Mat searched Vanessa’s eyes, looking for a trace of deceit. A flash of triumph that she had him on a leash now. All he saw was fear and pain. He grabbed her upper arms. “If you don’t want anything from me, why tell me at all? I could have been happy all my life without knowing I have a kid somewhere in the world where I can’t see him.”
“I won’t keep the baby from you, Mat, not if you want to see it. But you’re under no obligation to me or the baby. We’ll be just fine without you.” A trace of bravado laced her words, tugging at Mat’s protective streak. She wriggled free of his grip. Her ice blue eyes melted, but Vanessa didn’t allow a single tear to fall. She put another step between them. Her voice quavered as she said, “I meant what I said. You should buy your land and keep building the life you’ve dreamed of. We won’t be a bother. Gillian used me against Nathaniel my entire life. I’m telling you now because I won’t repeat the past. This baby won’t be a bother to you, and neither will I. I told you because you deserve to know. I can have papers drawn up to absolve you of any financial responsibility.”
Two more steps and Vanessa was at the tree line. Mat watched as she disappeared around the corner. One part of him wanted to race after her, to insist that he’d take care of her. To tell her about his past, apologize, and start over with no secrets between them. He ran after her, but by the time he rounded the corner Vanessa was gone.
Maybe that was for the best.
Chapter Seven
A full week passed with no contact between Vanessa and Mat. It was exactly what she expected. Exactly what she wanted, she insisted to herself as she peeked from behind the Pepto-pink curtain in her bedroom toward the barns. Ignored the empty feeling when she didn’t see Mat walking around. She rubbed her belly.

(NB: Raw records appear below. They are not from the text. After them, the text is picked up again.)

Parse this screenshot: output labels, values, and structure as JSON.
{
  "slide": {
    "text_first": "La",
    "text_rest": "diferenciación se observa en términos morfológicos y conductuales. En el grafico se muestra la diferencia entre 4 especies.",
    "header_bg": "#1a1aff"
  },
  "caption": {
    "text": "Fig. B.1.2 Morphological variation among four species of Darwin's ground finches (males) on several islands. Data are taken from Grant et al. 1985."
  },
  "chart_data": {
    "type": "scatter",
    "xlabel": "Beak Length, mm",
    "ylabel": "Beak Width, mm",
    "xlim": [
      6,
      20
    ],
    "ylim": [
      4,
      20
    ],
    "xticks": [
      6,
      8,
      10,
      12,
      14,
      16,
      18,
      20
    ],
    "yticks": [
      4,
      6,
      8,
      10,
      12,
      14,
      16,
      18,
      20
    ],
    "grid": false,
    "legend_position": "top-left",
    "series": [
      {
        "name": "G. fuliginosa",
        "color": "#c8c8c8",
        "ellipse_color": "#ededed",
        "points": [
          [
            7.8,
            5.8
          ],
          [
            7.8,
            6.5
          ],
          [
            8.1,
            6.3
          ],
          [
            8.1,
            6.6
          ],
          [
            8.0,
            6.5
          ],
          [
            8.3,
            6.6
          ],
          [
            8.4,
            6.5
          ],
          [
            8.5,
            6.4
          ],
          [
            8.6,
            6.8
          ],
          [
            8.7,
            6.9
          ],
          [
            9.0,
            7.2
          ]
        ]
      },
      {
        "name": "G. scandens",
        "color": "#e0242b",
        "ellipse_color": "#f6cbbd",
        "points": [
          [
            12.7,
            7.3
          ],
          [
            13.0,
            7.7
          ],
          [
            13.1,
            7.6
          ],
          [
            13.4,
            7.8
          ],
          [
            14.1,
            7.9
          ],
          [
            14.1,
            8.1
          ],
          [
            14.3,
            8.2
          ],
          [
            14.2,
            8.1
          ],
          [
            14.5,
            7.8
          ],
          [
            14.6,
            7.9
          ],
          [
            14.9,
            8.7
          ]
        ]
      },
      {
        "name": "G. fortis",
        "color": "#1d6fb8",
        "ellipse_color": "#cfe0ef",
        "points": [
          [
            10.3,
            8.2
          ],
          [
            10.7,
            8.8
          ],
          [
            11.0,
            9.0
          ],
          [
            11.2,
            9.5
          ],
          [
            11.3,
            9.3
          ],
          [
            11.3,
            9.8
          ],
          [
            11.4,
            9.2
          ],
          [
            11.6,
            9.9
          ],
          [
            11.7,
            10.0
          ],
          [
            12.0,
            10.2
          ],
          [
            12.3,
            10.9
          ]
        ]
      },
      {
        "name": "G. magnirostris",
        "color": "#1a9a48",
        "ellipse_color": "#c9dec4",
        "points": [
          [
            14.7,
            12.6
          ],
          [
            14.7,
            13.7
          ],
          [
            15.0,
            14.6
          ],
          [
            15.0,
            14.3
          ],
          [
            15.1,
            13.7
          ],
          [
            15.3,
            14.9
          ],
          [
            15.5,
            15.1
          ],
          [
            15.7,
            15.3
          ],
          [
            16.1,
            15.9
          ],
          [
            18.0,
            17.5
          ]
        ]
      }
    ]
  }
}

“We’ll be fine,” she said, “just fine.”
Kathleen led Big Boy from the horse barn and another tr
ainer followed them into the therapy pool to begin a rehabilitation treatment. No one else exited. A few horses milled around one paddock, black cattle wandered the pastures to the north. Vanessa took a saltine from the plate on the table and nibbled, hoping to rid herself of the nausea that threatened each morning.
The bull pens had been set up early in the week. The website and sale flyers were ready. Mat assigned one of the hands to drive her to the pens for the sale pictures, one more sign he had nothing to say to her. The thought left a hollow feeling in her chest. Grandfather mentioned the night before that Mat would be going to the pens for final check-ups with the vet. No activity from the barn meant he had to be gone already. The grandfather clock in the entryway chimed ten times. He should definitely be away from the barns by now.
Her phone bleeped, alerting her to an incoming email. Vanessa read the message from her real estate agent. The house was listed and several interested parties had called to take a look. With any luck, the monstrosity of a house would be out of her hair by the time the stock sale was over. She could get on with her life. Time to send another email, this time to Paul. As Vanessa typed the words, calmness filled her. No restless energy. No nervousness about selling. Just calm certainty that getting out of San Antonio was the best decision she’d made since deciding to keep the baby.
Paul, final warning. Selling the house and contents. If you want anything, tell me now or lose it forever. Vanessa.